A File Download appears as garbled text
In some cases, an incompatibility can occur between your Host and particular file types. When clicking a link to a File Download, the file does not actually download, and instead a large quantity of garbled text appears in your web browser, like so:
This is caused by your Host marking the content type of the file as a "text/plain." In other words, the Host's settings tell your web browser that the file is not actually to be downloaded, but instead is a piece of text, and so the web browser displays it as such.
If a file download appears garbled, your first step is to determine whether or not this is the cause of the problem.
To verify the issue:
- Click the download link as if you were trying to download the file.
- Copy the URL of the file from the address bar of your web browser.
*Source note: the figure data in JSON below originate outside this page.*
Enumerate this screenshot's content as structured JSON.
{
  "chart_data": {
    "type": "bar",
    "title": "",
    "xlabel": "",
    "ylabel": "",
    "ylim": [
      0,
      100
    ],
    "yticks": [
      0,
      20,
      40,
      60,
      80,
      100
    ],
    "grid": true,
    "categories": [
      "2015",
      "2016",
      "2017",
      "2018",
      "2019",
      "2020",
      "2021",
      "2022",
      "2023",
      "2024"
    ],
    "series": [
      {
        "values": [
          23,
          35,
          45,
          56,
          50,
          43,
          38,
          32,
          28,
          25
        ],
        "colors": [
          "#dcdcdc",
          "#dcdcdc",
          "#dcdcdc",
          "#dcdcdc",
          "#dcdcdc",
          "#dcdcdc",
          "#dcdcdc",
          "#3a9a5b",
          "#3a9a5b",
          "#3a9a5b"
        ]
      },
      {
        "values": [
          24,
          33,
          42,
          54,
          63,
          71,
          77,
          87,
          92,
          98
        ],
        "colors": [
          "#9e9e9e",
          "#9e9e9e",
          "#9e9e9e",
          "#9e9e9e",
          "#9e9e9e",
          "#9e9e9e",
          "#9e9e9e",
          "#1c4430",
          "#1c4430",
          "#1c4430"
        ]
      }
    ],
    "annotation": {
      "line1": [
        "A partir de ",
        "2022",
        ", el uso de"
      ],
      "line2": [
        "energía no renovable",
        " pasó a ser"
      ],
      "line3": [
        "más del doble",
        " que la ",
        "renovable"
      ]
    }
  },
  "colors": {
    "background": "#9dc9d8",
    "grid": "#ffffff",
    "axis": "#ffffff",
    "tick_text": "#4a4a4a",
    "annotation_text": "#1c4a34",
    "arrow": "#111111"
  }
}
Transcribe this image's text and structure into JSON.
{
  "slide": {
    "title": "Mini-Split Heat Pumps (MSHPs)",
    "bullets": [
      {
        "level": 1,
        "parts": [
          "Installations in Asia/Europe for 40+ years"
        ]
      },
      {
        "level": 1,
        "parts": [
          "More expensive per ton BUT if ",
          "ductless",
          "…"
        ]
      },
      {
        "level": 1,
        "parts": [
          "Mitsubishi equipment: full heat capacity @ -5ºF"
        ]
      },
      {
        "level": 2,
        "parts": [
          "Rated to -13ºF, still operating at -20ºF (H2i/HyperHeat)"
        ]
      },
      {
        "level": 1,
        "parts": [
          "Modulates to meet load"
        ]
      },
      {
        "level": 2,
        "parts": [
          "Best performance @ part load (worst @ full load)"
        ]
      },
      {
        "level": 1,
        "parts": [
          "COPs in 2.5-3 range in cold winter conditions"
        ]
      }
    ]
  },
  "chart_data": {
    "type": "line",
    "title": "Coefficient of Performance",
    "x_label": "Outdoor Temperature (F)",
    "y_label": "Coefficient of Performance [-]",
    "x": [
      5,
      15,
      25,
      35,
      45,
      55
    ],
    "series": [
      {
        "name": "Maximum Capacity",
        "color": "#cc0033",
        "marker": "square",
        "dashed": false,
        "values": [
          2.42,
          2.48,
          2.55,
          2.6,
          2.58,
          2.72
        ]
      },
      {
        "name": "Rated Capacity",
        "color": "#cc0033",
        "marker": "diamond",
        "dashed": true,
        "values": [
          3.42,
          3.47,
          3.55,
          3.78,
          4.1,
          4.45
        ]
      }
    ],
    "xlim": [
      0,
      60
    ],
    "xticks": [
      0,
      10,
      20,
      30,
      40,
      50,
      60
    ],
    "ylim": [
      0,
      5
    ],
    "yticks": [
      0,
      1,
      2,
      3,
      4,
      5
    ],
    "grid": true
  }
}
- Open the Terminal application (found in the "Applications → Utilities" folder).
- Type the command curl -I followed by the address of the File Download (from step 2). You should have a command like this:
curl -I http://www.example.com/myFile.mp4
-
Press the return key. Some output will appear roughly like this:
If, as in the image above, the "Content-type" is "text/plain," this is the problem. You have three possible choices for rectifying the issue:
- Contact your Host and request that they update their settings to properly accommodate files of that type.
- Compress the file into a ZIP archive and then upload it. Almost all Hosts correctly support ZIP archives.
- Request that your site visitors right-click (or control-click) the link and choose to download the file, rather than clicking on the link.